Basically there are two ways Boulder uses DNS:
- service discovery: looking up other boulder components. This is the docker-compose setting.
- validation: looking up domain names to validate. This is the va.json setting.
If you have both 8.8.8.8
and 10.77.77.77
in your docker-compose.yml, it will probably work but is likely to be flaky.
Also, it would be useful to share a description of the service you are prototyping. We can probably help guide you around some obstacles you might otherwise encounter.
The main thing to be aware of is that we consider the docker-compose file a testing tool rather than a deployment one, so we don’t guarantee backwards compatibility.
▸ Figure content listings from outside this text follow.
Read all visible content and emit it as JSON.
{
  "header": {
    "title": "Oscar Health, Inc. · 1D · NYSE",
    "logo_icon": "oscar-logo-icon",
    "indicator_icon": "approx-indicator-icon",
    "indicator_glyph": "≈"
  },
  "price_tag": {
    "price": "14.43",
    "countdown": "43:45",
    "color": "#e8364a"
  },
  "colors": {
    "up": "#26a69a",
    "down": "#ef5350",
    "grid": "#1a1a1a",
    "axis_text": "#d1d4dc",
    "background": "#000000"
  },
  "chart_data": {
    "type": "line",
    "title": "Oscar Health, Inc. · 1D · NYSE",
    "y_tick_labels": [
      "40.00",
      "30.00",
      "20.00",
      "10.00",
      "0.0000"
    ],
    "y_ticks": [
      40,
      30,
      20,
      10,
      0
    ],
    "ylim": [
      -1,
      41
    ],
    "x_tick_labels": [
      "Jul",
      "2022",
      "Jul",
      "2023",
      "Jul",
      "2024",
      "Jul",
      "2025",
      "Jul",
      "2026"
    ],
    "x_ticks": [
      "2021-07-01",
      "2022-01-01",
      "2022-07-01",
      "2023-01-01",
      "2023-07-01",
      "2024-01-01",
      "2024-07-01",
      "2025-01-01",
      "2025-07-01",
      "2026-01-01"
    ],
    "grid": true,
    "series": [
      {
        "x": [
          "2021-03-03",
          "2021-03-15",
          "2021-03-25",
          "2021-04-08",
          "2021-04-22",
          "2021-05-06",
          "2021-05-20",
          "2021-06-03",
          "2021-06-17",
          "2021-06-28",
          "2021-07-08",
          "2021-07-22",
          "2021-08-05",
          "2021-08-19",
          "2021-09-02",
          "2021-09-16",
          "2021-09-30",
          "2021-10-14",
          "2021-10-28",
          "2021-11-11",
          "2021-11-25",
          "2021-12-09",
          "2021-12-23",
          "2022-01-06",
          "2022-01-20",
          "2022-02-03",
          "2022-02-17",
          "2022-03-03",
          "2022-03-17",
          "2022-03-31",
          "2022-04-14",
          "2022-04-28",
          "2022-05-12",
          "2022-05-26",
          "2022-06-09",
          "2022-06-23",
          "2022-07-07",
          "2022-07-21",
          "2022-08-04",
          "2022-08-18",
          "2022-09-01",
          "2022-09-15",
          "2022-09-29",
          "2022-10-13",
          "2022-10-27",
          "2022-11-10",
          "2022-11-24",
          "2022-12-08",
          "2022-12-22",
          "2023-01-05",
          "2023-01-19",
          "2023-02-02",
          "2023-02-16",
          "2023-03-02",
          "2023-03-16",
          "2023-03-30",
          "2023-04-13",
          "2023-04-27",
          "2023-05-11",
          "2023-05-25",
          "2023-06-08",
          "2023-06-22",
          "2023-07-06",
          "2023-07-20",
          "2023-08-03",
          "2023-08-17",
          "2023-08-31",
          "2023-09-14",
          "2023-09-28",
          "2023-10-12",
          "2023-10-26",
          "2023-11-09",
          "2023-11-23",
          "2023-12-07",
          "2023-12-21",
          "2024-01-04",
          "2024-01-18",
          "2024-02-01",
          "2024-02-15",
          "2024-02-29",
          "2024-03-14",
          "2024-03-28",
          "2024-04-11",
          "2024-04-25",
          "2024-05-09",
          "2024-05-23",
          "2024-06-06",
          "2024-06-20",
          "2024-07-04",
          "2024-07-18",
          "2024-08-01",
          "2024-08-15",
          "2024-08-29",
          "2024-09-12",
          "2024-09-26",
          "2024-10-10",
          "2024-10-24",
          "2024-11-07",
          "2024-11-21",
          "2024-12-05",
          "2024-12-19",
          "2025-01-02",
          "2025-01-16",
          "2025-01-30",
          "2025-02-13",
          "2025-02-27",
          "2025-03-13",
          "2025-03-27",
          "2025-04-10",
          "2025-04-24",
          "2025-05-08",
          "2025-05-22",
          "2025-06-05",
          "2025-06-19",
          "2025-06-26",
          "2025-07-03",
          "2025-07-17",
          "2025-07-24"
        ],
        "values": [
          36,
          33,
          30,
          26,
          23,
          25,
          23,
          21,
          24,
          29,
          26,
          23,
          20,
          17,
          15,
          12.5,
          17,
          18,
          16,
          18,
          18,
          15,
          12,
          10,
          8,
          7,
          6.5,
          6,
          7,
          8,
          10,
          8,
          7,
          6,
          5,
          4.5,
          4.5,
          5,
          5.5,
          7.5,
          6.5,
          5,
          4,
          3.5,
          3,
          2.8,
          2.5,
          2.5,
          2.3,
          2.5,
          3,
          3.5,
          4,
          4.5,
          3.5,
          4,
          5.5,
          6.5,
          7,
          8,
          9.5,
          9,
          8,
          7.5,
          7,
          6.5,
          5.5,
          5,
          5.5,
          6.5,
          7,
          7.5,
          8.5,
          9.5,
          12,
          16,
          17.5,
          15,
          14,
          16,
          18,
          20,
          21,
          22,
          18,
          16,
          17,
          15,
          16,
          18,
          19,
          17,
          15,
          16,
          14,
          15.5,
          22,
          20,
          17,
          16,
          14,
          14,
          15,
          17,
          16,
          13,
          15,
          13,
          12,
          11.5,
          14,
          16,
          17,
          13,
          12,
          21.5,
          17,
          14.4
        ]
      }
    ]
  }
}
You’ll probably want to review the Component Model (https://github.com/letsencrypt/boulder#component-model) and Deployment and Implementation Guide (https://github.com/letsencrypt/boulder/wiki/Deployment-&-Implementation-Guide).
In short: You should set up a system to run each Boulder component, not use start.py (which our test docker environment does). Because start.py is a testing tool, it has various non-production behaviors, like bringing down all services if a single service fails. It also runs services you don’t need, like ct-test-srv and challtestsrv. You should be good setting up systemd units (or equivalent) for each item in start.py that doesn’t have “test” in the name. The set of boulder binaries hardly ever changes, so this is a one-time cost.
You can run all Boulder components on a single machine if you like; you can also separate them onto multiple components talking via gRPC.
You’ll want to check in a copy of test/config/* into your config management software, then make modifications there to fit your local configuration. When you update Boulder, you should compare the updated copies of test/config/* to what you have checked in, and decide for each config value whether you want to copy the updated value from our tests or set your own value.